Dans la pratique, les remarques négatives sur l’apparence d’un employé, la propagation de rumeurs sur sa vie privée ou encore le refus de tout contact avec lui peuvent constituer des cas de mobbing. Le Tribunal fédéral considère qu’il y a harcèlement psychologique lorsque un employé est mis à l’écart, fait face à des pressions vraisemblablement destinées à le faire démissionner et reçoit des directives reflétant un autoritarisme déplacé, dur, injuste, blessant et rabaissant.

Il a par contre estimé que l’employeur qui invite une employée, incapable de travailler, à se rendre chez un psychiatre, ne commet pas un acte de mobbing.

Motifs
Les critères déterminants de cette notion de mobbing reposent sur la durée et la fréquence des propos ou agissements hostiles. Ceux-ci doivent se répéter régulièrement sur une période relativement longue. Chaque acte pris individuellement peut être supportable, alors que l’ensemble des agissements constitue un cas de mobbing.

Harcèlement sexuel
Selon la jurisprudence, commet un acte de harcèlement sexuel la personne qui, en tant qu’employeur, supérieur ou collaborateur, importune une personne employée, qu’elle soit du même sexe ou du sexe opposé, par des propositions mal venues, des propos immoraux, des images, des objets, des gestes déplacés en vue d’obtenir d’elle des faveurs de nature sexuelle et dans le but, ou avec le résultat, d’empoisonner le climat de travail.

Selon le Tribunal fédéral, le patron qui entre dans le secrétariat en disant « toutes des salopes », la main sur la braguette, commet un acte de harcèlement sexuel. A l’inverse, l’apparition non volontaire, durant quelques secondes, d’une page pornographique sur l’écran d’un cadre qui fait des recherches professionnelles sur la toile avec l’une de ses employées, ne peut être qualifiée de harcèlement sexuel.

Responsabilité de l’employeur
La personne harcelée risque d’être relativement démotivée voire très souvent absente. Suivant les cas, elle tombera même malade ou donnera son congé. Ces situations affectent non seulement la victime, mais aussi l’entreprise.

Afin de garantir un bon climat de travail, l’employeur doit veiller à la protection de la personnalité et de la dignité des travailleurs, notamment en matière de harcèlement. Il est tenu de prendre toutes les mesures nécessaires que l’on peut équitablement exiger de lui pour prévenir et faire cesser le harcèlement.

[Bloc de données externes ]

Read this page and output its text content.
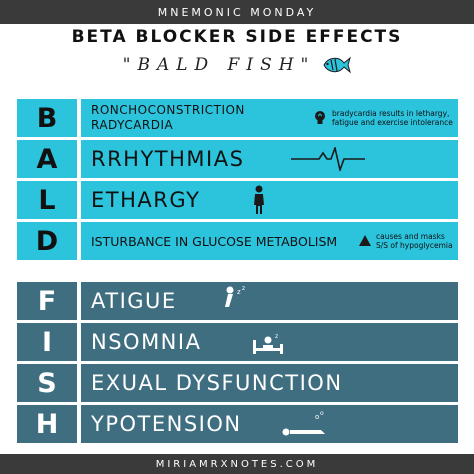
MNEMONIC MONDAY
BETA BLOCKER SIDE EFFECTS
"BALD FISH"
B	RONCHOCONSTRICTION
RADYCARDIA
bradycardia results in lethargy, fatigue and exercise intolerance
A	RRHYTHMIAS
L	ETHARGY
D	ISTURBANCE IN GLUCOSE METABOLISM	causes and masks S/S of hypoglycemia
F	ATIGUE	z z
I	NSOMNIA	z
S	EXUAL DYSFUNCTION
H	YPOTENSION	o o
MIRIAMRXNOTES.COM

L’employeur ne peut toutefois être tenu pour responsable que s’il était en mesure de connaître la situation. C’est à la victime de démontrer le harcèlement et de prouver qu’elle en avait averti l’employeur.

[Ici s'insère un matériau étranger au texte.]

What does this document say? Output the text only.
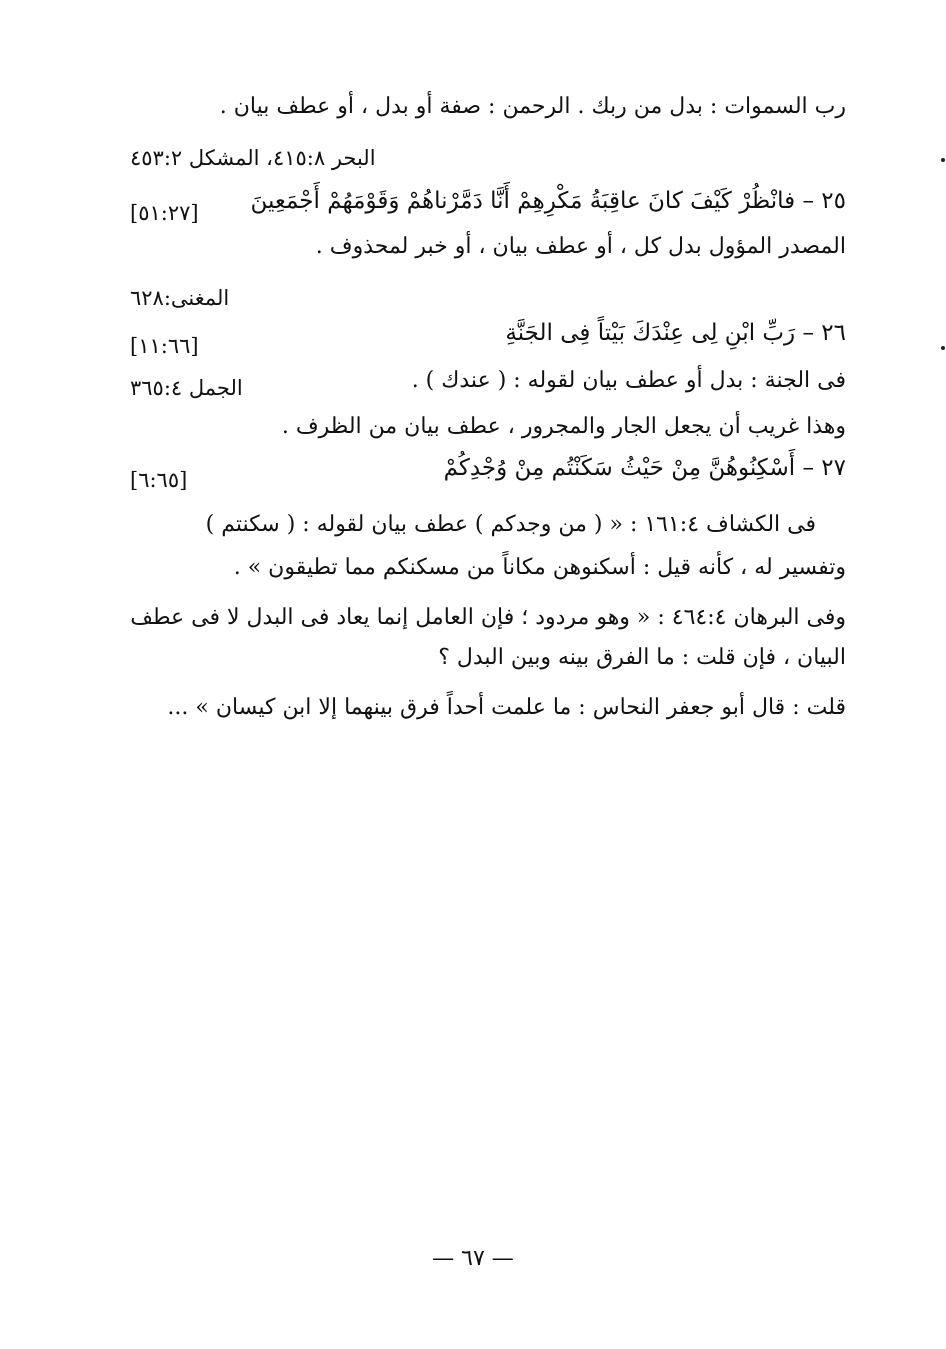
رب السموات : بدل من ربك . الرحمن : صفة أو بدل ، أو عطف بيان .
البحر ٤١٥:٨، المشكل ٤٥٣:٢
٢٥ – فانْظُرْ كَيْفَ كانَ عاقِبَةُ مَكْرِهِمْ أَنَّا دَمَّرْناهُمْ وَقَوْمَهُمْ أَجْمَعِينَ
[٥١:٢٧]
المصدر المؤول بدل كل ، أو عطف بيان ، أو خبر لمحذوف .
المغنى:٦٢٨
٢٦ – رَبِّ ابْنِ لِى عِنْدَكَ بَيْتاً فِى الجَنَّةِ
[١١:٦٦]
فى الجنة : بدل أو عطف بيان لقوله : ( عندك ) .
الجمل ٣٦٥:٤
وهذا غريب أن يجعل الجار والمجرور ، عطف بيان من الظرف .
٢٧ – أَسْكِنُوهُنَّ مِنْ حَيْثُ سَكَنْتُم مِنْ وُجْدِكُمْ
[٦:٦٥]
فى الكشاف ١٦١:٤ : « ( من وجدكم ) عطف بيان لقوله : ( سكنتم )
وتفسير له ، كأنه قيل : أسكنوهن مكاناً من مسكنكم مما تطيقون » .
وفى البرهان ٤٦٤:٤ : « وهو مردود ؛ فإن العامل إنما يعاد فى البدل لا فى عطف
البيان ، فإن قلت : ما الفرق بينه وبين البدل ؟
قلت : قال أبو جعفر النحاس : ما علمت أحداً فرق بينهما إلا ابن كيسان » ...
— ٦٧ —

Afin de prévenir de telles situations, l’employeur édictera un règlement contre le harcèlement. Un tel document mentionnera les personnes de confiance auxquelles s’adresser, établira une procédure interne, prévoira les sanctions auxquelles les auteurs de tels actes s’exposent et indiquera quelles sont les autorités externes compétentes.

Procédures
Au niveau interne, l’entreprise peut prévoir des personnes de confiance compétentes pour connaître de ce genre d’affaires et, le cas échéant, mettre en place une enquête. Si ces mesures ne suffisent pas à résoudre la situation, l’entreprise peut faire appel à l’office cantonal de conciliation. Si aucun accord n’est trouvé, la victime peut alors déposer une plainte civile ou pénale.
Sur le plan civil, la victime agit contre l’employeur, même si celui-ci n’est pas l’auteur direct du harcèlement. La plainte pénale est, quant à elle, adressée directement contre l’auteur des actes de harcèlement.

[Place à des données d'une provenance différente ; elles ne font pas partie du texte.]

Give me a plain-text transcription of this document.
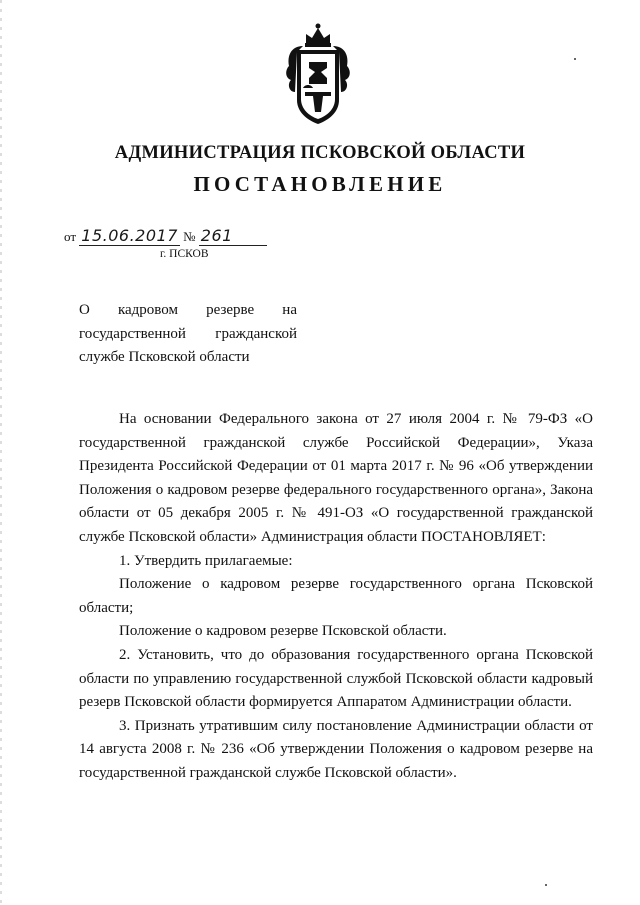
АДМИНИСТРАЦИЯ ПСКОВСКОЙ ОБЛАСТИ
ПОСТАНОВЛЕНИЕ
от 15.06.2017 № 261
г. ПСКОВ

О кадровом резерве на

государственной гражданской

службе Псковской области

На основании Федерального закона от 27 июля 2004 г. № 79-ФЗ «О государственной гражданской службе Российской Федерации», Указа Президента Российской Федерации от 01 марта 2017 г. № 96 «Об утверждении Положения о кадровом резерве федерального государственного органа», Закона области от 05 декабря 2005 г. № 491-ОЗ «О государственной гражданской службе Псковской области» Администрация области ПОСТАНОВЛЯЕТ:

1. Утвердить прилагаемые:

Положение о кадровом резерве государственного органа Псковской области;

Положение о кадровом резерве Псковской области.

2. Установить, что до образования государственного органа Псковской области по управлению государственной службой Псковской области кадровый резерв Псковской области формируется Аппаратом Администрации области.

3. Признать утратившим силу постановление Администрации области от 14 августа 2008 г. № 236 «Об утверждении Положения о кадровом резерве на государственной гражданской службе Псковской области».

Le Code pénal suisse punit expressément les actes de harcèlement sexuel. Toutefois, il arrive que certains actes considérés, sur le plan civil, comme du harcèlement sexuel, ne soient pas pénalement répréhensibles. L’on pense notamment aux plaisanteries sexistes, aux regards qui déshabillent ou aux invitations importunes.

Le mobbing n’est, quant à lui, pénalement répréhensible que s’il constitue une infraction condamnée par le Code, par exemple en cas de menace, de contrainte, d’injure, de diffamation ou calomnie (art. 173ss CP).

Le mobbing et le harcèlement sexuel sont des atteintes graves à la personnalité. Ne rien faire par crainte de perdre son poste n’est pas la solution… En parler peut ouvrir d’autres portes.